Hypertrophic cardiomyopathy (HCM) is a complex genetic disorder that has garnered significant attention because of its diverse manifestations, including arrhythmias and heightened risk of sudden cardiac death. Advances in precision diagnostics, such as genetic testing and cardiac imaging with late gadolinium enhancement, have refined HCM diagnosis, enabling targeted therapeutic and risk stratification approaches.
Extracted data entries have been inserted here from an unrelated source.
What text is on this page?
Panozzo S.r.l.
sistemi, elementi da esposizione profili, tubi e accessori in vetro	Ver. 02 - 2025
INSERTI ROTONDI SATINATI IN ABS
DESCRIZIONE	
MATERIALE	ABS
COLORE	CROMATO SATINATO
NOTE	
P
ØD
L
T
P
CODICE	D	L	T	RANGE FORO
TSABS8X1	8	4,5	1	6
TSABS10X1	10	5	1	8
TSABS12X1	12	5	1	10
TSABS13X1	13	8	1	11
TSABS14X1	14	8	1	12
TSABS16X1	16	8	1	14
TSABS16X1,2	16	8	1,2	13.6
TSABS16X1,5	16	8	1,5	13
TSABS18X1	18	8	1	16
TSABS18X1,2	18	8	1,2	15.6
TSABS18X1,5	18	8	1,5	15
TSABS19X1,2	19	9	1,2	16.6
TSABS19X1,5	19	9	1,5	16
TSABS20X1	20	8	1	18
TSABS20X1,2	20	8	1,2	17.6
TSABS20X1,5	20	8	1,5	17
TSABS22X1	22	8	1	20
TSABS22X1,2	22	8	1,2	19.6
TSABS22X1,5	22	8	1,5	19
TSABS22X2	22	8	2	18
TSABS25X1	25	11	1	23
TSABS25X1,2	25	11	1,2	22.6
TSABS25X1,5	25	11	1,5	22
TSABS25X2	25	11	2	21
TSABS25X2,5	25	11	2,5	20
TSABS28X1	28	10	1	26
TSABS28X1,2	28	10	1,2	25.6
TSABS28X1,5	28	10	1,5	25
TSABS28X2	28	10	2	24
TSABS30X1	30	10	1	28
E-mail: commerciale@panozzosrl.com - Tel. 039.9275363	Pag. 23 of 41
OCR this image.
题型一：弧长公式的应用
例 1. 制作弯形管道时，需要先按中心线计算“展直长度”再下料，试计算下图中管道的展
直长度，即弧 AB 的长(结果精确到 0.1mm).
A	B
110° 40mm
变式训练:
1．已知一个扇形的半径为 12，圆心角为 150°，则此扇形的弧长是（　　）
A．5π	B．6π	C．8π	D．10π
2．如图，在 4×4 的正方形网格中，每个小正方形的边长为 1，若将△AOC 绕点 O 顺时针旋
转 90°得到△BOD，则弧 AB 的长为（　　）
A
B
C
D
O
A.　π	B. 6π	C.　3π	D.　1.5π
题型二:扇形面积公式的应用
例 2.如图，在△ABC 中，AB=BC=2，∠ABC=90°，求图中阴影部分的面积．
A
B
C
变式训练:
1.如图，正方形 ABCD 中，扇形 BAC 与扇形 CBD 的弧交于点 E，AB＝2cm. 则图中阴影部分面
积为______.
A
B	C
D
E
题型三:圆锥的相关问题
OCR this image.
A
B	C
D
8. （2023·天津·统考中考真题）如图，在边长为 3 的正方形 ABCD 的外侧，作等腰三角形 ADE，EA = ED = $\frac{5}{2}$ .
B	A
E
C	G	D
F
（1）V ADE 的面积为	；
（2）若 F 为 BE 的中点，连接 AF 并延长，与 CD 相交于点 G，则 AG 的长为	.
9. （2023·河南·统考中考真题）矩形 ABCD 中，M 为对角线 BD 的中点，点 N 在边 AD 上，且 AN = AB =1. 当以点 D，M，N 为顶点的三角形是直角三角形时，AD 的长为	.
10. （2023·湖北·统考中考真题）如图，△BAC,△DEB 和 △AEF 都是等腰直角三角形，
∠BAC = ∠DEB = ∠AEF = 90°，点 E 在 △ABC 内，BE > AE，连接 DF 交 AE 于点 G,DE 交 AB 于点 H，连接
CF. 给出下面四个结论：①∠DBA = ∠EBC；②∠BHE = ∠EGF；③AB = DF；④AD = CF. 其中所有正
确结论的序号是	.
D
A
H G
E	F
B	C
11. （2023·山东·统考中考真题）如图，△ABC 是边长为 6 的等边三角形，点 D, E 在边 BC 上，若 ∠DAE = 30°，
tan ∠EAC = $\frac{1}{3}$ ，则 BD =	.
AF, prevalent in HCM, exacerbates symptoms and stroke risk, while ventricular arrhythmias pose a direct threat to survival. Catheter ablation offers symptom relief in AF patients with HCM, yet recurrence remains high because of unique myocardial changes, highlighting the need for refined patient selection and long-term monitoring. The risk of sudden cardiac death in HCM, particularly in younger individuals, underscores the importance of precise risk stratification tools such as the European Society of Cardiology HCM Risk-SCD model. The expanding role of ICDs and emerging pharmacological agents, including myosin inhibitors, marks a shift toward more individualised management of HCM. This review integrates recent developments in arrhythmia management, targeted therapies and risk assessment, offering a comprehensive perspective on HCM tailored to improve clinical outcomes through a precision-medicine lens.